As variações de densidade geram mudanças no índice de refração uma vez que, as bolhas
provocam o espalhamento da luz que atravessa o meio. Como o número de bolhas cresce com a
temperatura, à medida que a água é aquecida observa-se um aumento da intensidade da luz
espalhada de maneira que, próximo à temperatura crítica, o meio torna-se literalmente opaco. Este
fenômeno é conhecido por opalescência crítica. A descrição matemática do fenômeno de
espalhamento induzido pelas flutuações de densidade foge ao escopo deste trabalho, pois se trata de
um problema complexo e nosso objetivo é discutir apenas o processo de instrumentação.

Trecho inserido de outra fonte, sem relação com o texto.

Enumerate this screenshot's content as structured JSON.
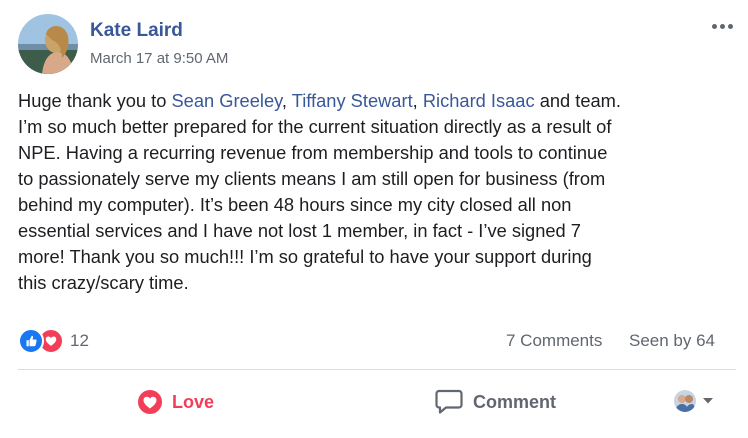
{
  "post": {
    "author": "Kate Laird",
    "timestamp": "March 17 at 9:50 AM",
    "more_icon": "ellipsis-icon",
    "text_lines": [
      [
        "Huge thank you to ",
        "@Sean Greeley",
        ", ",
        "@Tiffany Stewart",
        ", ",
        "@Richard Isaac",
        " and team."
      ],
      [
        "I’m so much better prepared for the current situation directly as a result of"
      ],
      [
        "NPE. Having a recurring revenue from membership and tools to continue"
      ],
      [
        "to passionately serve my clients means I am still open for business (from"
      ],
      [
        "behind my computer). It’s been 48 hours since my city closed all non"
      ],
      [
        "essential services and I have not lost 1 member, in fact - I’ve signed 7"
      ],
      [
        "more! Thank you so much!!! I’m so grateful to have your support during"
      ],
      [
        "this crazy/scary time."
      ]
    ]
  },
  "reactions": {
    "count": "12",
    "icons": [
      "like-reaction-icon",
      "love-reaction-icon"
    ]
  },
  "stats": {
    "comments": "7 Comments",
    "seen": "Seen by 64"
  },
  "actions": {
    "love_label": "Love",
    "comment_label": "Comment"
  },
  "colors": {
    "link": "#385898",
    "love": "#f33e58",
    "like": "#1877f2",
    "muted": "#606770"
  }
}
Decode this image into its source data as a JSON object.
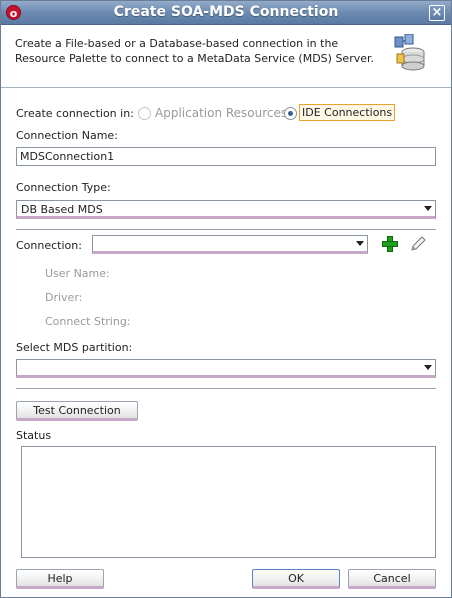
{
  "window": {
    "title": "Create SOA-MDS Connection",
    "close_glyph": "×",
    "app_icon_glyph": "o"
  },
  "header": {
    "description": "Create a File-based or a Database-based connection in the Resource Palette to connect to a MetaData Service (MDS) Server."
  },
  "create_in": {
    "label": "Create connection in:",
    "options": [
      {
        "label": "Application Resources",
        "selected": false,
        "enabled": false
      },
      {
        "label": "IDE Connections",
        "selected": true,
        "enabled": true
      }
    ]
  },
  "connection_name": {
    "label": "Connection Name:",
    "value": "MDSConnection1"
  },
  "connection_type": {
    "label": "Connection Type:",
    "value": "DB Based MDS"
  },
  "connection": {
    "label": "Connection:",
    "value": "",
    "details": [
      "User Name:",
      "Driver:",
      "Connect String:"
    ]
  },
  "mds_partition": {
    "label": "Select MDS partition:",
    "value": ""
  },
  "buttons": {
    "test_connection": "Test Connection",
    "help": "Help",
    "ok": "OK",
    "cancel": "Cancel"
  },
  "status": {
    "label": "Status",
    "text": ""
  },
  "colors": {
    "titlebar": "#6f8cb3",
    "combo_accent": "#c7a7c8",
    "add_icon": "#1e9e1e"
  },
  "icons": [
    "oracle-app-icon",
    "close-icon",
    "database-connection-icon",
    "add-icon",
    "edit-pencil-icon",
    "dropdown-arrow-icon"
  ]
}
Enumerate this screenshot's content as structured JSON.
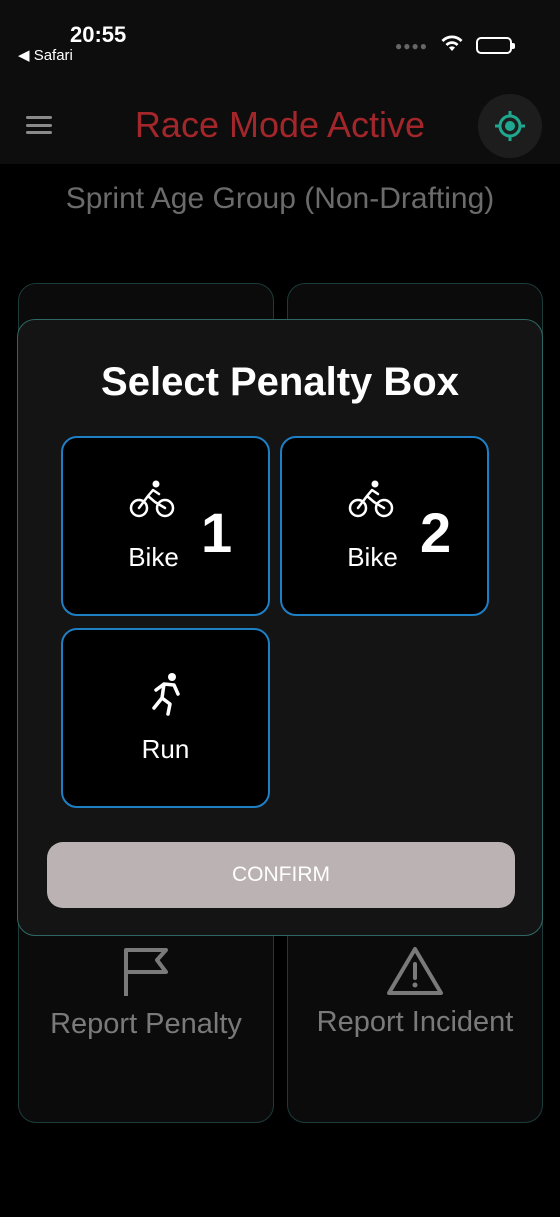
{
  "status_bar": {
    "time": "20:55",
    "back_app": "◀ Safari"
  },
  "header": {
    "title": "Race Mode Active",
    "title_color": "#a3262b",
    "accent_color": "#1fa88f"
  },
  "subtitle": "Sprint Age Group (Non-Drafting)",
  "background_tiles": {
    "left_action": {
      "label": "Report Penalty",
      "icon": "flag-icon"
    },
    "right_action": {
      "label": "Report Incident",
      "icon": "warning-triangle-icon"
    }
  },
  "modal": {
    "title": "Select Penalty Box",
    "border_color": "#2e6865",
    "tile_border_color": "#1f7fc4",
    "boxes": [
      {
        "label": "Bike",
        "number": "1",
        "icon": "bike-icon"
      },
      {
        "label": "Bike",
        "number": "2",
        "icon": "bike-icon"
      },
      {
        "label": "Run",
        "number": "",
        "icon": "run-icon"
      }
    ],
    "confirm_label": "CONFIRM",
    "confirm_color": "#bbb3b3"
  }
}
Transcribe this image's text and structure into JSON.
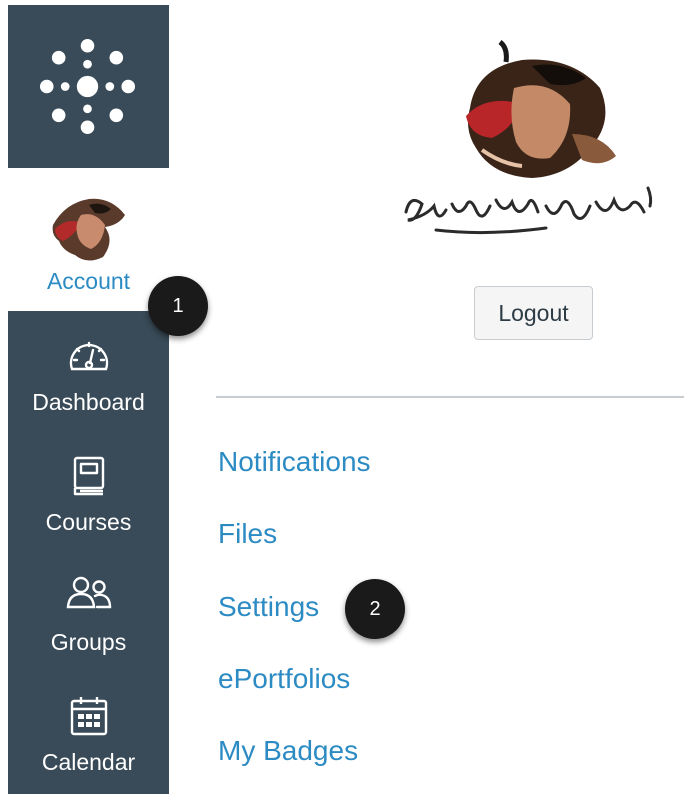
{
  "nav": {
    "logo_icon": "canvas-logo-icon",
    "account": {
      "label": "Account",
      "icon": "avatar-image"
    },
    "items": [
      {
        "label": "Dashboard",
        "icon": "dashboard-gauge-icon"
      },
      {
        "label": "Courses",
        "icon": "book-icon"
      },
      {
        "label": "Groups",
        "icon": "people-icon"
      },
      {
        "label": "Calendar",
        "icon": "calendar-icon"
      }
    ]
  },
  "tray": {
    "logout_label": "Logout",
    "links": [
      "Notifications",
      "Files",
      "Settings",
      "ePortfolios",
      "My Badges"
    ]
  },
  "callouts": [
    "1",
    "2"
  ],
  "colors": {
    "nav_background": "#394b58",
    "link_blue": "#2d8bc4",
    "badge_background": "#1a1a1a"
  }
}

INSTRUMENTAÇÃO E RESULTADOS
A técnica aplicada neste experimento consiste em medir as variações de intensidade de um
feixe de laser, transmitido por um recipiente de vidro contendo cerca de 1 litro de água que é
aquecida, da temperatura ambiente até atingir a fervura. O espalhamento do feixe, gerado durante
este processo, é detectado por um fotômetro e o sinal medido é enviado a um microcomputador
através da porta paralela. A Fig. 1 a seguir, apresenta um diagrama geral do experimento.
Fonte
térmica
Laser
Água
Fotômetro placa de som/
porta paralela
Filtro
Lente
Convergente
Fonte de
tensão DC
Fig.1- Diagrama ilustrando o experimento.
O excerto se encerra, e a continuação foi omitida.